Viviane não precisava de responder. A mãe continuou com o mesmo ar assustador:

— E ainda por cima com a ajuda daquela detestável da Himoto, não foi?- Amachucou a carta com tanta força que os seus dedos magros ficaram vincados. O seu ar era cada vez mais assustador. Viviane tremia á medida que as palavras da mãe saíam:

— Pois muito bem.- Elisa levantou-se. Com as sombras da luz trémula do candeeiro do quarto, parecia um titã assustador. Aproximou-se da filha e retomou o discurso com ironia e sarcasmo na voz:

— Minha querida filha, a partir de hoje e até ao dia do casamento ficas proibida de sair deste quarto a não ser para te encontrares com o teu noivo e fazer as refeições, entendido?-

Viviane assentiu. Elisa continuou:

— Depois do casamento, vais ter a tua noite de núpcias e esse filho que carregas vai ser do teu marido e de mais ninguém.- Acrescentou: - Também estás proibida de te aproximar dos Himoto. Isso inclui as visitas da tua amiga aqui a casa.-

Viviane queria chorar, mas algo lhe dizia que tinha de deixar isso para depois.

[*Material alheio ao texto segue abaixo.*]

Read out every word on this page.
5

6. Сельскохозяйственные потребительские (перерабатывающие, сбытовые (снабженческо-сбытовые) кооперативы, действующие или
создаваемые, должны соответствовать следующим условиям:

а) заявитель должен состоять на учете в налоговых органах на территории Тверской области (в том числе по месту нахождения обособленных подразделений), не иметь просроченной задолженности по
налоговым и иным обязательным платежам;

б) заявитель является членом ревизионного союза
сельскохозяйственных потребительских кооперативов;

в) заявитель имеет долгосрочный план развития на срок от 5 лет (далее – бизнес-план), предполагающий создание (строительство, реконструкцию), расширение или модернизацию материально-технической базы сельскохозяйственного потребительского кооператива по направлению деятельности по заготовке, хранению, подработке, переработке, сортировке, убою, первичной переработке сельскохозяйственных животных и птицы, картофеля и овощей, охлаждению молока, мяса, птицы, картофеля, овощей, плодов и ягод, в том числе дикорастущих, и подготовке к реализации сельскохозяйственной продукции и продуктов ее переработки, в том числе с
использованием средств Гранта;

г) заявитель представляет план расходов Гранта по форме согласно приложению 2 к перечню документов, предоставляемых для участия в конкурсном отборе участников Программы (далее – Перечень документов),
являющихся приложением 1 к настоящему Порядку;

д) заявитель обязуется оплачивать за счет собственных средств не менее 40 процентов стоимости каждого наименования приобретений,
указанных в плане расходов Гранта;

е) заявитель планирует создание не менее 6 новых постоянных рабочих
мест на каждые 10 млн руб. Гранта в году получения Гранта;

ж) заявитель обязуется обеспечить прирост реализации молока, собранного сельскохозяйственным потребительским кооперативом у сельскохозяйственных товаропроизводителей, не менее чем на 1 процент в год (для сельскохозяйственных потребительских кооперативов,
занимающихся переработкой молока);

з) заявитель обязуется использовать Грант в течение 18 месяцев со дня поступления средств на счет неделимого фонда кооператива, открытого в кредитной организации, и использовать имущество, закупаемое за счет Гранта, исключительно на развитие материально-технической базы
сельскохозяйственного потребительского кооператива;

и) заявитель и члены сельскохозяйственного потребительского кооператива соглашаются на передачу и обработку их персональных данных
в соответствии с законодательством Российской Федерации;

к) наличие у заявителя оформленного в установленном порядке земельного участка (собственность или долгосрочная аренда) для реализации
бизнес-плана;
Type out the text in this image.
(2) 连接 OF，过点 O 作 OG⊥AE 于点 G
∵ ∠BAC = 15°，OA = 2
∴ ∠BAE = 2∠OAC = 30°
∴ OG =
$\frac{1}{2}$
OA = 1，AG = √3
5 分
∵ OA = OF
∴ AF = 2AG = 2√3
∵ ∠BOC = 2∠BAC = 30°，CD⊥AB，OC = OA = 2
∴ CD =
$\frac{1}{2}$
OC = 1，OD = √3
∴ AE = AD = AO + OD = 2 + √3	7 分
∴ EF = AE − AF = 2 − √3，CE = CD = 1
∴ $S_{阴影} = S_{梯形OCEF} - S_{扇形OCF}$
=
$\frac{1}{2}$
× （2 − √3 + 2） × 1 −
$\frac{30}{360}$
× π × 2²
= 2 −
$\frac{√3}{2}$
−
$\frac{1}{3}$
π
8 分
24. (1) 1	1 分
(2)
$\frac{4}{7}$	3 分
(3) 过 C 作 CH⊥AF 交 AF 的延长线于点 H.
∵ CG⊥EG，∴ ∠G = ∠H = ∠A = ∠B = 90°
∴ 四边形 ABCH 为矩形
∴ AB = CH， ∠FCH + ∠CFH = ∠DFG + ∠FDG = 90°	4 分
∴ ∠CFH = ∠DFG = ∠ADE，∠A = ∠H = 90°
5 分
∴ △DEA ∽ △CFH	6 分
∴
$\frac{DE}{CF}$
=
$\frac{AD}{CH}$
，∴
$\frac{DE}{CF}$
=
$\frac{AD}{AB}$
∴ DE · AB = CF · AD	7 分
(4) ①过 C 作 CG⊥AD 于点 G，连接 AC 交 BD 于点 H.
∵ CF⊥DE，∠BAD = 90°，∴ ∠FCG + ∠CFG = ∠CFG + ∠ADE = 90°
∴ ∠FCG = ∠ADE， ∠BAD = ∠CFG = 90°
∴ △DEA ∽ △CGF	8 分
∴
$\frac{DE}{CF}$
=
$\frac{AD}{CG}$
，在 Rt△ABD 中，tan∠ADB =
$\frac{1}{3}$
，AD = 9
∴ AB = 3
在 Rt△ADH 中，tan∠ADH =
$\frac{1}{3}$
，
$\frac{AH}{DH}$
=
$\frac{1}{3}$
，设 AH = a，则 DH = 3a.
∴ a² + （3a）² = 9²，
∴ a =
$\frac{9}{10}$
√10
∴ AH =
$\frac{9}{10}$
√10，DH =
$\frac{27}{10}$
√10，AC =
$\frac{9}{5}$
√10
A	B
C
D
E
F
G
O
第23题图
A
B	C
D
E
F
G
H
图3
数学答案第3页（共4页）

A mãe rematou antes de sair do quarto:

— E se não cumprires este acordo á risca, eu conto tudo ao teu marido.-

Fechou a porta. As lágrimas corriam pela cara de Viviane que se deixou cair na cama.

Uns meses mais tarde, chegou o dia do casamento de Viviane e Jonathan. Como esperado, os Himoto não foram convidados. Elisa fizera questão de enviar um bilhete em nome de Viviane a Naddie onde terminava a amizade e lhe dizia que nunca mais a procurasse pois ia começar uma nova vida ao lado do marido. Naddie nunca mais soube nada da amiga.

Tal como combinado, Viviane teve a sua noite de núpcias com o marido que foi bastante pensosa para ela. Alguns meses mais tarde, anunciou a gravidez que deixou a família cheia de alegria aparente.

E, numa manhã de Primavera, Shaoran nasceu.